# Essen in Fürth



## Florian (18. Dezember 2003)

Ich sehe, ihr geht immer in die Osteria. habt ihr trotzdem eine Empfehlung, wenn man in Fürth Essen gehen will? (Italienisch oder Deutsch)


----------



## All-Mountain (18. Dezember 2003)

Wenn du richtig gut essen gehen willst in Fürth dann

Vergiss es!!! 

Ganz nett fränkisch kann man in der Gustavstraße essen, zB im Pfeiferdourla und danach auf's Kaffee in die Bohne. 

Nett fand ich auch das El Floridita (Cubanisch) oder das neue Tappas-Retaurant (Andalusischer Hund) in der ehemaligen Theatergastätte.

Ich hab 8 Jahre in Fürth gewohnt und noch nix besseres entdeckt.
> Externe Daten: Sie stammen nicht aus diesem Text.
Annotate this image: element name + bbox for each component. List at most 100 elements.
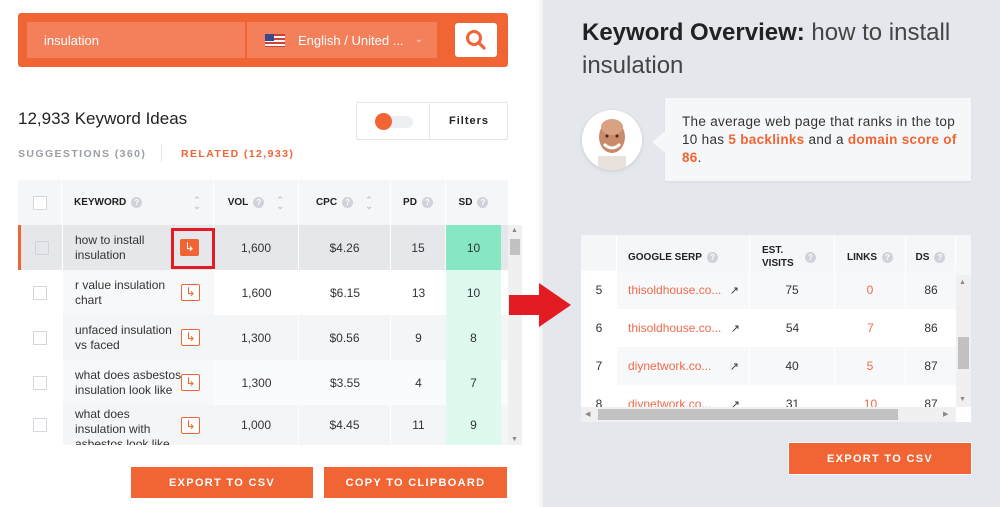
column-vol[interactable]: VOL? ⌃ ⌄: [214, 180, 299, 225]
tab-related[interactable]: RELATED (12,933): [181, 148, 294, 160]
backlinks-highlight: 5 backlinks: [728, 132, 805, 147]
filter-toggle[interactable]: [375, 113, 413, 130]
row-checkbox[interactable]: [33, 418, 47, 432]
language-select[interactable]: English / United ... ⌄: [247, 22, 437, 58]
row-checkbox[interactable]: [34, 240, 49, 255]
sort-icon[interactable]: ⌃ ⌄: [193, 195, 201, 210]
help-icon[interactable]: ?: [805, 251, 816, 263]
scroll-thumb[interactable]: [958, 337, 969, 369]
filters-button[interactable]: Filters: [430, 103, 508, 139]
help-icon[interactable]: ?: [131, 197, 143, 208]
help-icon[interactable]: ?: [421, 197, 433, 208]
export-csv-button[interactable]: EXPORT TO CSV: [130, 466, 314, 499]
table-row[interactable]: what does insulation with asbestos look …: [18, 405, 508, 445]
insight-bubble: The average web page that ranks in the t…: [652, 98, 971, 181]
help-icon[interactable]: ?: [934, 251, 946, 263]
serp-link[interactable]: thisoldhouse.co...: [628, 321, 721, 335]
keyword-text[interactable]: how to install insulation: [75, 233, 170, 263]
column-keyword[interactable]: KEYWORD? ⌃ ⌄: [62, 180, 214, 225]
open-overview-icon[interactable]: ↳: [181, 374, 200, 391]
scroll-left-icon[interactable]: ◀: [585, 410, 590, 418]
cpc-cell: $4.45: [299, 405, 391, 445]
scroll-right-icon[interactable]: ▶: [943, 410, 948, 418]
column-sd[interactable]: SD?: [446, 180, 501, 225]
external-link-icon[interactable]: ↗: [730, 284, 739, 297]
toggle-knob[interactable]: [375, 113, 392, 130]
row-checkbox[interactable]: [33, 330, 47, 345]
ds-cell: 86: [924, 283, 938, 297]
tab-suggestions[interactable]: SUGGESTIONS (360): [18, 148, 146, 160]
table-row[interactable]: unfaced insulation vs faced ↳ 1,300 $0.56…: [18, 315, 508, 360]
column-pd[interactable]: PD?: [391, 180, 446, 225]
scroll-down-icon[interactable]: ▼: [959, 396, 966, 403]
overview-title: Keyword Overview: how to install insulat…: [582, 16, 952, 82]
table-row[interactable]: what does asbestos insulation look like ↳…: [18, 360, 508, 405]
links-cell[interactable]: 0: [835, 271, 906, 309]
scroll-up-icon[interactable]: ▲: [511, 227, 518, 234]
keyword-text[interactable]: r value insulation chart: [75, 278, 175, 308]
visits-cell: 75: [750, 271, 835, 309]
serp-vertical-scrollbar[interactable]: ▲ ▼: [956, 275, 971, 407]
search-input[interactable]: insulation: [27, 22, 245, 58]
overview-export-csv-button[interactable]: EXPORT TO CSV: [788, 442, 972, 475]
tip-text: .: [697, 150, 702, 165]
help-icon[interactable]: ?: [477, 197, 489, 208]
row-checkbox[interactable]: [33, 375, 47, 390]
serp-link[interactable]: diynetwork.co...: [628, 359, 711, 373]
keyword-text[interactable]: what does insulation with asbestos look …: [75, 407, 175, 446]
rank-cell: 6: [595, 321, 603, 335]
chevron-down-icon: ⌄: [414, 34, 423, 45]
copy-clipboard-button[interactable]: COPY TO CLIPBOARD: [323, 466, 508, 499]
open-overview-icon[interactable]: ↳: [181, 284, 200, 301]
sort-icon[interactable]: ⌃ ⌄: [276, 195, 285, 210]
ds-cell: 87: [924, 359, 938, 373]
links-cell[interactable]: 10: [835, 385, 906, 407]
open-overview-icon[interactable]: ↳: [181, 417, 200, 434]
help-icon[interactable]: ?: [706, 251, 718, 263]
scroll-up-icon[interactable]: ▲: [959, 279, 966, 286]
table-row[interactable]: r value insulation chart ↳ 1,600 $6.15 13…: [18, 270, 508, 315]
scroll-down-icon[interactable]: ▼: [511, 436, 518, 443]
header-label: GOOGLE SERP: [628, 251, 702, 263]
highlight-box: [171, 228, 215, 269]
pd-cell: 13: [411, 285, 426, 300]
select-all-checkbox[interactable]: [32, 195, 47, 210]
links-cell[interactable]: 5: [835, 347, 906, 385]
table-scrollbar[interactable]: ▲ ▼: [508, 225, 522, 445]
help-icon[interactable]: ?: [882, 251, 893, 263]
help-icon[interactable]: ?: [253, 197, 265, 208]
ds-cell: 87: [924, 397, 938, 407]
serp-table: GOOGLE SERP? EST. VISITS? LINKS? DS? 5 t…: [581, 235, 971, 422]
table-header: KEYWORD? ⌃ ⌄ VOL? ⌃ ⌄ CPC? ⌃ ⌄ PD? SD?: [18, 180, 508, 225]
sd-cell: 10: [446, 225, 501, 270]
keyword-ideas-panel: insulation English / United ... ⌄ 12,933…: [0, 0, 543, 507]
open-overview-icon[interactable]: ↳: [181, 329, 200, 346]
external-link-icon[interactable]: ↗: [731, 398, 740, 408]
rank-cell: 8: [595, 397, 603, 407]
vol-cell: 1,300: [214, 315, 299, 360]
column-cpc[interactable]: CPC? ⌃ ⌄: [299, 180, 391, 225]
scroll-thumb[interactable]: [510, 239, 520, 255]
table-row[interactable]: how to install insulation ↳ 1,600 $4.26 1…: [18, 225, 508, 270]
serp-horizontal-scrollbar[interactable]: ◀ ▶: [581, 407, 956, 422]
serp-link[interactable]: diynetwork.co...: [628, 397, 711, 407]
serp-link[interactable]: thisoldhouse.co...: [628, 283, 721, 297]
header-label: VOL: [227, 197, 249, 208]
keyword-text[interactable]: unfaced insulation vs faced: [75, 323, 180, 353]
help-icon[interactable]: ?: [342, 197, 354, 208]
keyword-text[interactable]: what does asbestos insulation look like: [75, 368, 187, 398]
vol-cell: 1,600: [214, 225, 299, 270]
title-label: Keyword Overview:: [582, 19, 805, 46]
header-label: CPC: [315, 197, 338, 208]
cpc-cell: $3.55: [329, 375, 361, 390]
links-cell[interactable]: 7: [835, 309, 906, 347]
search-button[interactable]: [455, 23, 497, 57]
sd-cell: 10: [446, 270, 501, 315]
sort-icon[interactable]: ⌃ ⌄: [365, 195, 373, 210]
header-label: SD: [458, 197, 473, 208]
external-link-icon[interactable]: ↗: [731, 322, 740, 335]
scroll-thumb[interactable]: [598, 409, 898, 420]
external-link-icon[interactable]: ↗: [730, 360, 739, 373]
search-icon: [466, 30, 486, 50]
row-checkbox[interactable]: [33, 285, 47, 300]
Eventuell können Dir ja die Ur-Fädder wie der Alti noch bessere Tips gehen.

Grüße
TOM
Ex-Fürther


----------



## MTB-News.de




----------



## Florian (18. Dezember 2003)

Danke, ich dachte schon, ich werd fast des Forums verwiesen, wenn ich mit so einer Offtopic-Frage ankomm.


----------



## All-Mountain (18. Dezember 2003)

Kann schon noch passieren wenn unsere Coffee das hier sieht


----------



## Coffee (18. Dezember 2003)

als ich die Überschrift gelesen habe, dachte ich shcon da will mr einer die Butter vom Brot nehmen ;-) Und ein Konkurrenz Pizzaplauder eröffnen  

aber da es sich ja nur um eine Empfehlung wegen Essen handelt *gg*

Bezüglich tipps für Fädd, und Essen, kann ich leider aber nicht dienen.
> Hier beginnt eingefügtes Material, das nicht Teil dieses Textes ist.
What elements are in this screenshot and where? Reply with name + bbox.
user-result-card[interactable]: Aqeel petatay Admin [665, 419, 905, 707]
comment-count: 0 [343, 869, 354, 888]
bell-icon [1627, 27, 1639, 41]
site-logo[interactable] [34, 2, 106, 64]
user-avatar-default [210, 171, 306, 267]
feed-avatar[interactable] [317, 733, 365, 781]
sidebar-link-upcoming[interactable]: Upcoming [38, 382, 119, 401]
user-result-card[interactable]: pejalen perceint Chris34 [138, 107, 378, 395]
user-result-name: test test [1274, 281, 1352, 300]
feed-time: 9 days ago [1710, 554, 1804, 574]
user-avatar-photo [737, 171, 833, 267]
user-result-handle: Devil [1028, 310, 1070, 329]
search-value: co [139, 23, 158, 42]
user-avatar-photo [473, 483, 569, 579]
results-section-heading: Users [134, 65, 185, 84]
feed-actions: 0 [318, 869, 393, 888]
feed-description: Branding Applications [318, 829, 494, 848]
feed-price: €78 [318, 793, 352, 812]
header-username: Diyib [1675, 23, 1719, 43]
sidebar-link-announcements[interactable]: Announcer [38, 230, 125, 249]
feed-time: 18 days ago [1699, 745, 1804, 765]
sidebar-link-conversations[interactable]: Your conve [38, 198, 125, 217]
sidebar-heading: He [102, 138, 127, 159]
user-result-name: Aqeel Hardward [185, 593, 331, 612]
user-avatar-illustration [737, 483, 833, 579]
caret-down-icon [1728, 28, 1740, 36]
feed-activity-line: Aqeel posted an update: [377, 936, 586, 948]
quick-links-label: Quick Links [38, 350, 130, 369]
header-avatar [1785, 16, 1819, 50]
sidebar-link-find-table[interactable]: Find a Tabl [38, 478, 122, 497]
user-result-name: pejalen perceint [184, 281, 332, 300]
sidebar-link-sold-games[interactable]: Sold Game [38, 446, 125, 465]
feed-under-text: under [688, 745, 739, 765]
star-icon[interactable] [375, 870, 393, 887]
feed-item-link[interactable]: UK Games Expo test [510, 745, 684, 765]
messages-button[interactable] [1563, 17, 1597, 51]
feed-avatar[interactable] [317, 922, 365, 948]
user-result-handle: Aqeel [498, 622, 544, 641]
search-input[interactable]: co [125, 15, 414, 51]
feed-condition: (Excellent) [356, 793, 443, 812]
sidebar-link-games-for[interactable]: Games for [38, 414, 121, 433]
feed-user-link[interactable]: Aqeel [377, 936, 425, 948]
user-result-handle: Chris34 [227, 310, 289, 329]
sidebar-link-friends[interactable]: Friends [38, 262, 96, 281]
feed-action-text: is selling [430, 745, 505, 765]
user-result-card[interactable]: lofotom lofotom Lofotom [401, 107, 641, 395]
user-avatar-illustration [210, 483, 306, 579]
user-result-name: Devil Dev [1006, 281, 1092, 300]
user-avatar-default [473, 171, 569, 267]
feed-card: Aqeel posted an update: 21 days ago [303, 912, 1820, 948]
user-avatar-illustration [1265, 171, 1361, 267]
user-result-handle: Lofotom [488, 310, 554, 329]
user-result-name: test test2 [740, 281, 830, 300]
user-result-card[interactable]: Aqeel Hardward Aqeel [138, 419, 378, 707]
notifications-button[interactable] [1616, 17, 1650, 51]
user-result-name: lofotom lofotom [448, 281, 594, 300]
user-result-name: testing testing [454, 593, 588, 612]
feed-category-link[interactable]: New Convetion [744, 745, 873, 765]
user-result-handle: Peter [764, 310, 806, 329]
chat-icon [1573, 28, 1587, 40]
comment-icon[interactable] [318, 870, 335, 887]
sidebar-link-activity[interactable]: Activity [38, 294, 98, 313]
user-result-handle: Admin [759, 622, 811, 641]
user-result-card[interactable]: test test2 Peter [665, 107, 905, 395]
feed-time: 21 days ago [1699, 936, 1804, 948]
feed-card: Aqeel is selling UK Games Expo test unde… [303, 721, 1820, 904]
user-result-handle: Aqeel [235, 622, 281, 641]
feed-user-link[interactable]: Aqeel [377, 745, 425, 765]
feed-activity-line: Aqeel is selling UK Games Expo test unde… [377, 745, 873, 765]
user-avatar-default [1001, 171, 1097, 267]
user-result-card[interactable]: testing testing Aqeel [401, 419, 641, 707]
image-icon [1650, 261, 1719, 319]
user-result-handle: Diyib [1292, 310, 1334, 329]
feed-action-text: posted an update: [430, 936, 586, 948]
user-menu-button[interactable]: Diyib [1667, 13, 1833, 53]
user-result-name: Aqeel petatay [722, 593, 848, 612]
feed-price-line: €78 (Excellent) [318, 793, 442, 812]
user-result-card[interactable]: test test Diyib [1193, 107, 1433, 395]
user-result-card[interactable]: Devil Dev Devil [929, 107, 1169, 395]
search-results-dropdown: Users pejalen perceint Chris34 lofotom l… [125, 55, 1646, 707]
In Nürnberg (da fährt sogar die U-Bahn von Fädd aus hi) gibt es so einiges nettes ;-) Sag einfach was du ca ausgeben willst und welche nationalität ;-))


Grüßle coffee


----------



## Altitude (18. Dezember 2003)

ich geh auch eher in Nürnberg essen...

aber:

Das Werners in der  Friedrichstraße ist  sehr gut, Gute und billige Schäuferle kriegtst Du im Stadtwappen und das LaPalma (Italiener) kann mann auch noch lassen


..sonst fällt mir leider nicht ein...


----------



## ManneD (19. Dezember 2003)

...wobei das La Palma wohl für den kleinen bis mittleren Geldbeutel nicht so ganz prädestiniert ist !   Aber goud is scho - da kommer ned meckern !


----------



## Florian (19. Dezember 2003)

Danke für die schnelle Hilfe, wir haben uns dann entschlossen, doch noch nach Erlangen zu fahren und waren in der Trattoria Bruno? oder so öhnlich in der Schiffstr. Die Pizzas waren sehr gut und v.a. die Nachspeisen brillant.


----------



## Diva (19. Dezember 2003)

Wir haben in Fürth mal das La Gamba oder Las Gambas (italienisches Lokal) probiert. Sehr gute Vorspeisen-, Fisch- und Nudelgericht - vor allem alles frisch. 
Pizza habe ich noch nicht probiert, weil die keinen Holzofen haben :-(  Aber bisher kann ich es nur empfehlen. 

In der Pizzeria in Erlangen fand glaube ich auch schon der Erlanger IBC-Stammtisch statt...


----------